The Philippines, an Island country in Southeast Asia, falls into the category of the “Ring of Fire”, much like the Islands of the South Pacific. Typhoons and earthquakes are common and the temperatures tend to be humid and hot much of the time. With 11 ethnic group living here, there are 19 different languages spoken. However, the main language of the Philippines is Filipino and 92% are of the people are of the Christian faith. The Philippines has a rich history and culture, much of it involving the famous patriot Dr. Jose Rizal.
For more history visit: https://en.wikipedia.org/wiki/Philippines
Manila is the capital of the Philippines, and has an old section and a new section. Our time was spent mostly in the old section, but we were able to get a glimpse of the financial and business districts from a distance.
There are lots of fun ways to get around in the city of Manila. Taking a jeepney, motorbike taxi, renting a bike, or simply walking around, like we did, is a great way to see the sights.
There were many advantages of walking the old town because we came across some interesting sights that we would have otherwise missed.
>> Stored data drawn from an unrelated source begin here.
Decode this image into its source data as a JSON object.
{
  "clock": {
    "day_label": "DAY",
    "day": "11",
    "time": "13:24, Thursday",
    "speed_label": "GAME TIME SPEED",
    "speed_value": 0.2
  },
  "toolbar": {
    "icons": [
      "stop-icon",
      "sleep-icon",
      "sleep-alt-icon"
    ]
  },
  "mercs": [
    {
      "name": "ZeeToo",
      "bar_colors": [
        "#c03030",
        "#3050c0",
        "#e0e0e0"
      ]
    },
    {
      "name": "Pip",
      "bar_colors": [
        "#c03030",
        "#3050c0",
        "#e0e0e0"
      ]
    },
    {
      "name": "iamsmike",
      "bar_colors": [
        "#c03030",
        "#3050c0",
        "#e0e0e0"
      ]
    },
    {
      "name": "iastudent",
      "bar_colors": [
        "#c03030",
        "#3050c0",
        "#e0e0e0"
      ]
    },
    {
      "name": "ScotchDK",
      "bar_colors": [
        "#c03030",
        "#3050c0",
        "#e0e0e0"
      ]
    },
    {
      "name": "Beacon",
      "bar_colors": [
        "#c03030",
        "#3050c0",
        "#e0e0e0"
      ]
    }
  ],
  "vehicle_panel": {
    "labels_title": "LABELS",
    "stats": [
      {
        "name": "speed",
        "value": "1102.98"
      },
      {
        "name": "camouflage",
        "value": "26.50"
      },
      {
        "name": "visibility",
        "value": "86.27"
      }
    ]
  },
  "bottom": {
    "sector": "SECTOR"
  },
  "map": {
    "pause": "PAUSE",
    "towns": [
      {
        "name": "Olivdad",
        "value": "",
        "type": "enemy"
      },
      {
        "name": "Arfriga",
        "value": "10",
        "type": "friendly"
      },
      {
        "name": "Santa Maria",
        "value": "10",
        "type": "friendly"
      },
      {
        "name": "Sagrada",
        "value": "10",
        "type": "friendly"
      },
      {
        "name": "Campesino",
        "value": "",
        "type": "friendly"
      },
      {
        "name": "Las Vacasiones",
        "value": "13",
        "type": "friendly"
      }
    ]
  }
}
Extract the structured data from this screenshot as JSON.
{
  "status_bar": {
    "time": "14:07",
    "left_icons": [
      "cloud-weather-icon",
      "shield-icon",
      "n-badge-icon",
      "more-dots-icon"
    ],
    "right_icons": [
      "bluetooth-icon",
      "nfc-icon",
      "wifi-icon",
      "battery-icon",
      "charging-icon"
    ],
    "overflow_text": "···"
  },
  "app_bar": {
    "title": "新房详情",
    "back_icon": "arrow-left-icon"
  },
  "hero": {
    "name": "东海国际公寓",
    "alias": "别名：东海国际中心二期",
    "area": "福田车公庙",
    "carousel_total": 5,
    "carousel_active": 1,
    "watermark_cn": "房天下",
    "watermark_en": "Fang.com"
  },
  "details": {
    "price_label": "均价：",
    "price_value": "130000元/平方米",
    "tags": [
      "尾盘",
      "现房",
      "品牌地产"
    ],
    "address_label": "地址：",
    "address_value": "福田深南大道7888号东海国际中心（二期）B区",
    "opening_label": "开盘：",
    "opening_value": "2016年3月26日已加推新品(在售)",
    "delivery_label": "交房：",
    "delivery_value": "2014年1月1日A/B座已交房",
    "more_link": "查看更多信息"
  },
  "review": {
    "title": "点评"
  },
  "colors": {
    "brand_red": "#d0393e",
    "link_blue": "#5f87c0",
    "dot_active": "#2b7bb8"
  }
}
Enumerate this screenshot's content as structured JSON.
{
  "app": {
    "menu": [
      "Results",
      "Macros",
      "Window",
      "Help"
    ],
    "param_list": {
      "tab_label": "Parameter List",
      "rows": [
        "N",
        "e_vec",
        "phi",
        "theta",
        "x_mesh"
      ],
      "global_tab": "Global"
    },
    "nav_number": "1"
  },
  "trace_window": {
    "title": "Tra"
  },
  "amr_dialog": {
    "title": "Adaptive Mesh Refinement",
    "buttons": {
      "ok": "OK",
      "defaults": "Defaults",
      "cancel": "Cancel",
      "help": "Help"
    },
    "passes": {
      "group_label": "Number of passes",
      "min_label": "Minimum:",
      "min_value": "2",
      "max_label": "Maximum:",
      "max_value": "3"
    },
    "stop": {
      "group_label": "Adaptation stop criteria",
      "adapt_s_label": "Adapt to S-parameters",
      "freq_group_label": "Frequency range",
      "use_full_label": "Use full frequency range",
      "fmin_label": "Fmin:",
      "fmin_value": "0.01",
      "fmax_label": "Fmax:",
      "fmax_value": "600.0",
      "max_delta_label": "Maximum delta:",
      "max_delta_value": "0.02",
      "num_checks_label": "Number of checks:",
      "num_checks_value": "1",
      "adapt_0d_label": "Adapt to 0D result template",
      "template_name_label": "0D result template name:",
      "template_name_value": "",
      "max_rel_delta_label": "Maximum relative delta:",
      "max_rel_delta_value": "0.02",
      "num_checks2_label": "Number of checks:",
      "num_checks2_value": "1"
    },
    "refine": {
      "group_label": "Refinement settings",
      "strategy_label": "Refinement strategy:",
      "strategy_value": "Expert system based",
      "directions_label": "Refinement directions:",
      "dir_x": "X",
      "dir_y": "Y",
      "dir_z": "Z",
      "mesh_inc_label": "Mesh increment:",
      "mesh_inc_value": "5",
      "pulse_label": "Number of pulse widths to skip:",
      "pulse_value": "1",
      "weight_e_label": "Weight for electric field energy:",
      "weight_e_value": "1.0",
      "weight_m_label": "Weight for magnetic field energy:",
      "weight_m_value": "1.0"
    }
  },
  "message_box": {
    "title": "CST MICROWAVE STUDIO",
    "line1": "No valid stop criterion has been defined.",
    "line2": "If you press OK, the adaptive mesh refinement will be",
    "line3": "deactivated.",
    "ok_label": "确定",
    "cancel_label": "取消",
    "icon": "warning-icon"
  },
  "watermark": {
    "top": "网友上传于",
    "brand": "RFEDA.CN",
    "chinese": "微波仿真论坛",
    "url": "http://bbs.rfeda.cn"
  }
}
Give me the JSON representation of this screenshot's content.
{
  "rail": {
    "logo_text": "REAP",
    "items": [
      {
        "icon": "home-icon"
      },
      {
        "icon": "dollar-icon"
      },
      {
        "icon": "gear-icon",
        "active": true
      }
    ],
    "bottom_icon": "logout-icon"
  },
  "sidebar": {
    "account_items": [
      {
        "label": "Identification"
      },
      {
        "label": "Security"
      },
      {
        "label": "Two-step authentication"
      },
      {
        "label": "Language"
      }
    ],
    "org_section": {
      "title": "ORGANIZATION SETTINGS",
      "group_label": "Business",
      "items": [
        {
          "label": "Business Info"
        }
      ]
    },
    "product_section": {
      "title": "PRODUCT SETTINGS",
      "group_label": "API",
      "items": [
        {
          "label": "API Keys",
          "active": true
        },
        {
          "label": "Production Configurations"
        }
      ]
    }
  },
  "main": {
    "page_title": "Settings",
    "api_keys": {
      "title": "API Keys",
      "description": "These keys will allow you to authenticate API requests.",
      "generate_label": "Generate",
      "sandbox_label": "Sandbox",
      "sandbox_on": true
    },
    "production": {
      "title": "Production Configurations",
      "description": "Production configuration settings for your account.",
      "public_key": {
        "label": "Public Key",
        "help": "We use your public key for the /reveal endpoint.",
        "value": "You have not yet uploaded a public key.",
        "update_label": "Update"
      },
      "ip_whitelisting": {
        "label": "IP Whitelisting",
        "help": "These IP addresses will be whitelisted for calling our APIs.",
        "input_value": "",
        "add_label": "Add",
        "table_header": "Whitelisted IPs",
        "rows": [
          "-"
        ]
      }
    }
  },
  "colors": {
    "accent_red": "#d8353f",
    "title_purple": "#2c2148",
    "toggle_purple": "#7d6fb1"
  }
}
For example, as cat lovers, we enjoyed watching the vast amounts of felines playing and sunning on nearly every street corner. We also got to take a quick peek into the Intramuros Fire Station and even met some of the local fire fighters who work there. The fire station is located inside of the historical walled city of Intramuros.
Rizal Park was our next stop and we enjoyed it’s pictorial history via the beautiful life-sized sculptures representing the life and execution of national hero, Dr. Jose Rizal in 1896. After Rizal Park, we strolled over to Manila Cathedral. This magnificent church is famous for intricate stone carvings, stained glass mosaic and rosette windows and “Casa Manila”: a 19th century mansion filled with 16th-19th century furniture. Across the street is San Augustin Church which is the oldest structure in the Philippines dating back to 1571. It had a very medieval flavor to it with it’s rich-wood balcony choir chamber and ornate sanctuary below. The intricate ceiling with it’s enormous crystal chandeliers completed the old-world feel of this amazing architectural creation.
After walking under the Quiapo Bridge and browsing through the umbrella-covered vender’s shops of handicrafts and souvenirs, we stopped at a local Starbucks to enjoy great coffee, lovely Christmas music, and free WIFI. The Starbucks was in a comfortable cave-like structure with a cinderblock ceiling and the WIFI was lightning-fast!
We finished our day with a self guided tour of Fort Santiago. Here we learned even more about this country’s rich history and all that the people of the Philippines endured to become a nation of their very own. After exploring this historic fort, we strolled down to the river and observed children playing and laughing. We didn’t see any electronic games or fancy toys. Only children and families enjoying fun activities such as swimming, running, jumping, playing basketball and even making a game of pebbles in the street. How refreshing it was to see simple forms of entertainment, strong family values, and wholesome good fun.
Enjoy the photos of this remarkable country and “Paalam” (Good-bye) for now.